Stages of the data life cycle Flashcards
What are the stages in the data life cycle?
- Plan
- Capture
- Manage
- Analyse
- Archive
- Destroy
Define the Planning stage of the data life cycle
Deciding what kind of data is needed, how it will be managed throughout it’s life cycle, who will be responsible for it, and the optimal outcomes.
Define the Capture phase of the data life cycle
Where data is collected from a variety of different sources and brought into an organisation. The data could be publicly available or from the company’s own database
Define the Manage stage of the data life cycle
How we care for our data, how and where it’s stored, the tools used to keep it safe and secure, and the actions taken to make sure that it’s properly maintained.

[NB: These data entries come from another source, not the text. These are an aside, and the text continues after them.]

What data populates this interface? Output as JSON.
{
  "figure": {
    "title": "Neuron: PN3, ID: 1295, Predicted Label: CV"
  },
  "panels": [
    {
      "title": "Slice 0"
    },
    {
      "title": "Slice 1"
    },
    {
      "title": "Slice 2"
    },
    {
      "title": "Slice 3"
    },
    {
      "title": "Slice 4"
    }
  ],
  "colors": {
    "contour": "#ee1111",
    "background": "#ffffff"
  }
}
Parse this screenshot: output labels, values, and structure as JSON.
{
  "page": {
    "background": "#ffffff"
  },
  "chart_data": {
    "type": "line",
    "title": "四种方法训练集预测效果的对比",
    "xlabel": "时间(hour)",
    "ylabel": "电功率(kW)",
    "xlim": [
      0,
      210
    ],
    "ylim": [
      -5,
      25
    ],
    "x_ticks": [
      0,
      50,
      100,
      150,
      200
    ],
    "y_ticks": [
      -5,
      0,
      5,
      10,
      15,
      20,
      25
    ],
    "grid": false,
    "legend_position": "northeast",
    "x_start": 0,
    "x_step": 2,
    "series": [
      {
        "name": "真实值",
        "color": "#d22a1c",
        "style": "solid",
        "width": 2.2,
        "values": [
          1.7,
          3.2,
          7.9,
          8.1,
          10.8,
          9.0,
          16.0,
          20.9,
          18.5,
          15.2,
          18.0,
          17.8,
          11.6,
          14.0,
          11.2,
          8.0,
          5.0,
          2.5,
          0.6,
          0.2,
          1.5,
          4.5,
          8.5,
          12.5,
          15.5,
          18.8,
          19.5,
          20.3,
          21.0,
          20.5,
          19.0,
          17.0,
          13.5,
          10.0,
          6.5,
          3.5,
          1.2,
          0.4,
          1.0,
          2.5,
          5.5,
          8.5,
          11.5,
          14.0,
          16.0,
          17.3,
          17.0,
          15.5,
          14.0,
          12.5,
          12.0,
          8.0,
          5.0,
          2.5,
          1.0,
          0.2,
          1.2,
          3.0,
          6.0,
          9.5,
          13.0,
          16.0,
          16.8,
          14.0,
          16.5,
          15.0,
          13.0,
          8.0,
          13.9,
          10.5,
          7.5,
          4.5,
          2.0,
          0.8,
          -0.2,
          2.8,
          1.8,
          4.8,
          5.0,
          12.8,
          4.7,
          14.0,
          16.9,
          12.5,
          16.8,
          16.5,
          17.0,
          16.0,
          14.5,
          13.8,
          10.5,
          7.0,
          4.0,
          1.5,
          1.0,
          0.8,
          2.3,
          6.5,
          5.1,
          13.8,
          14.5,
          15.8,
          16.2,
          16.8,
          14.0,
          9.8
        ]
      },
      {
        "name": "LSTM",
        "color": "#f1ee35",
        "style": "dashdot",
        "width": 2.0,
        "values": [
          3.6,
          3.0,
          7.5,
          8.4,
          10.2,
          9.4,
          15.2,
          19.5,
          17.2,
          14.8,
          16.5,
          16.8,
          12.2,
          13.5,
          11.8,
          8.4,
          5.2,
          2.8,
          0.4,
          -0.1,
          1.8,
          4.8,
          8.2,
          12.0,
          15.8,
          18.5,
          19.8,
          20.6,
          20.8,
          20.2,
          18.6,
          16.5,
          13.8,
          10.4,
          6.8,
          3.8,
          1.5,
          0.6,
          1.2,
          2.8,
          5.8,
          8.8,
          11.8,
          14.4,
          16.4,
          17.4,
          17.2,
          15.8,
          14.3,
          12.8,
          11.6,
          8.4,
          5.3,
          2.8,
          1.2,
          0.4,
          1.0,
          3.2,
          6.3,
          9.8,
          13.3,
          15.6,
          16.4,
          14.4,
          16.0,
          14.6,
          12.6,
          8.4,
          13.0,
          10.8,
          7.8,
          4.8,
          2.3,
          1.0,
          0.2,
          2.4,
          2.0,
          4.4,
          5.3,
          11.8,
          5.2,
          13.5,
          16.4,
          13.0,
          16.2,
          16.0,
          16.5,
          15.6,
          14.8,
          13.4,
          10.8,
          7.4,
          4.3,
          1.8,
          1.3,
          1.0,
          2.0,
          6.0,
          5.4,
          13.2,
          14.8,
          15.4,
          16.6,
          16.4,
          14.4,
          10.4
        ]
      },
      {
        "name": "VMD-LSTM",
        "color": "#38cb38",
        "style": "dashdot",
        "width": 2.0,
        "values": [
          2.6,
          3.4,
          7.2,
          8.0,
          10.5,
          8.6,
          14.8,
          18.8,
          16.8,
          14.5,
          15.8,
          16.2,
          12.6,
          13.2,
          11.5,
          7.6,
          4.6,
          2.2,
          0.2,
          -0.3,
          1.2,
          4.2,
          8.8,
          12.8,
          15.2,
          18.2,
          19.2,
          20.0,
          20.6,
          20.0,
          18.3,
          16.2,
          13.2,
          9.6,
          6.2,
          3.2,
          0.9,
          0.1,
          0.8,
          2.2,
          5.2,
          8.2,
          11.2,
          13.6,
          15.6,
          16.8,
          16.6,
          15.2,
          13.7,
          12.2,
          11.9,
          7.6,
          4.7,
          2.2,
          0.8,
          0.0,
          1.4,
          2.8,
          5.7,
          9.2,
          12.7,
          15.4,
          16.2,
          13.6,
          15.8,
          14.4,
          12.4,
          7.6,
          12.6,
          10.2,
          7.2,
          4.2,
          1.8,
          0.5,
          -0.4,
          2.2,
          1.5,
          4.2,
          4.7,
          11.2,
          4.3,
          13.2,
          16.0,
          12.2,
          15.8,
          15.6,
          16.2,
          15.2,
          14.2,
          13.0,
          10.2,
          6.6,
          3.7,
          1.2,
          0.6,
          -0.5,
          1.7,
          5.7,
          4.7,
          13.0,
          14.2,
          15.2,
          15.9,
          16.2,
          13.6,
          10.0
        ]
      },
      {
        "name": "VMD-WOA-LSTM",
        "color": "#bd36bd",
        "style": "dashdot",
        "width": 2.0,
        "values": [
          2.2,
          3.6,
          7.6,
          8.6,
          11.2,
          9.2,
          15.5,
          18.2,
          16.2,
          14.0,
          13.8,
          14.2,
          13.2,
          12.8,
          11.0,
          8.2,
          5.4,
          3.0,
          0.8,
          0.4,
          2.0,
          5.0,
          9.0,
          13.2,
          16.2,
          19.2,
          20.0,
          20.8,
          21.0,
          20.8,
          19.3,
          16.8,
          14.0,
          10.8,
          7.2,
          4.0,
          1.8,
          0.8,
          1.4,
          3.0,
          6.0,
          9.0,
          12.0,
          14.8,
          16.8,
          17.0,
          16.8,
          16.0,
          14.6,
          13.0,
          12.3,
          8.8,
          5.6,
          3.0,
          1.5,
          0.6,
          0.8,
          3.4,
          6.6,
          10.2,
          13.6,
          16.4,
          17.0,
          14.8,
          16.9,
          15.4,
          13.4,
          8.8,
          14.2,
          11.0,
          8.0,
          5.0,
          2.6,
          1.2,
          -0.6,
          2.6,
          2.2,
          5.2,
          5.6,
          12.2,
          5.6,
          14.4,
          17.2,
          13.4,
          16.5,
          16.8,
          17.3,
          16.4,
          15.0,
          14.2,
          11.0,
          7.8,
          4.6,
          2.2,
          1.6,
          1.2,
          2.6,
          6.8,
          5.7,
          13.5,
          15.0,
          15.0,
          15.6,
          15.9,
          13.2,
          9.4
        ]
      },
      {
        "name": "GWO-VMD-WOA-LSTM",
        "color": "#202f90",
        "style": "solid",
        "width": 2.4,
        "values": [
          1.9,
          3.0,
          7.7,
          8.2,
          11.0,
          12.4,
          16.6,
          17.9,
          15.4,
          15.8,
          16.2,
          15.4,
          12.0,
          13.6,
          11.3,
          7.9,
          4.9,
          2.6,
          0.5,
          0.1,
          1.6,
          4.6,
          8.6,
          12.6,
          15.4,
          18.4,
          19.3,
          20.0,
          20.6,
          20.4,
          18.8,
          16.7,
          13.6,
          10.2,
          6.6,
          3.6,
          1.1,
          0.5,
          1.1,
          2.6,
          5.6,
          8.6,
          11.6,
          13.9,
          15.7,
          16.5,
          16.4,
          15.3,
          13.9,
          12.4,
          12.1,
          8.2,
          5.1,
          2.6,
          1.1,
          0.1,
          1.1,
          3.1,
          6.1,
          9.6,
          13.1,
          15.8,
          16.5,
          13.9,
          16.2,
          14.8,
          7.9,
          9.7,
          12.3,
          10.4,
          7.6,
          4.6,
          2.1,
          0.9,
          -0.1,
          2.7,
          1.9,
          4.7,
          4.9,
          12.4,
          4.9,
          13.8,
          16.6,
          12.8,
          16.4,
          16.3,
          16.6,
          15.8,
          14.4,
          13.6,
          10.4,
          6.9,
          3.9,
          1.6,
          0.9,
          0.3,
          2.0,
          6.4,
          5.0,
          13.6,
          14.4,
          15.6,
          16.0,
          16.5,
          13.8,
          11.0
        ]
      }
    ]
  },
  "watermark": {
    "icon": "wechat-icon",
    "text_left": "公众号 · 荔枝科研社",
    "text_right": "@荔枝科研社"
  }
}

Define the Analyse stage of the data life cycle
Data is used to solve problems, make great decisions, and support business goals.
Define the Archive stage of the data life cycle
Keep relevant data stored for long-term and future reference.
Define the Destroy stage of the data life cycle
Safely and securely disposing of data using secure data erasure software and shredding of physical documents to protect the private information of the company and it’s customers.
What is a database?
A collection of data stored in a computer system.
What is a stakeholder?
People who have invested time and resources into a project and are interested in the outcome.
How do you determine stakeholder expectations?
By working out who the stakeholders are, what they want, when they want it, why they want it, and how best to communicate with them.
What does it mean to define a problem?
Looking at the current state and identifying how it’s different from the ideal state.
What is a spreadsheet formula?
A set of instructions that performs a specific calculation using the data in a spreadsheet.
What is a spreadsheet function?
A preset command that automatically performs a specific process or task using the data in a spreadsheet.
What is the difference between a formula and a function?
A formula is a set of instructions, whereas a function is a preset command. Formulas perform a specific calculation. Functions are preset commands that automatically perform a process or task, making it more efficient.
What is an attribute in reference to a spreadsheet?
A characteristic or quality of data used to label a column in a table.
What is an observation in relation to a spreadsheet?
All of the attributes for something contained in a row of a data table.
What is a query?
A request for data or information from a database.
What basic syntax forms every SQL query?
Select: to choose the columns you want to return.
From: to choose the tables where those columns are located.
Where: to filter for certain information.
What is used to separate fields/ variables in a SELECT command?
a comma
What is used to connect conditions in a WHERE command?
the word ‘AND’
What is fairness in data analytics?
Ensuring that your analysis doesn’t create or reinforce bias.
What is self-reporting?
A data collection technique where participants provide information about themselves.
What is oversampling?
The process of increasing the sample size of non-dominant groups in a population.
List five best practices to support fair analysis.
- Consider all of the available data.
- Identify surrounding factors.
- Include self-reported data.
- Use oversampling effectively.
- Think about fairness from beginning to end.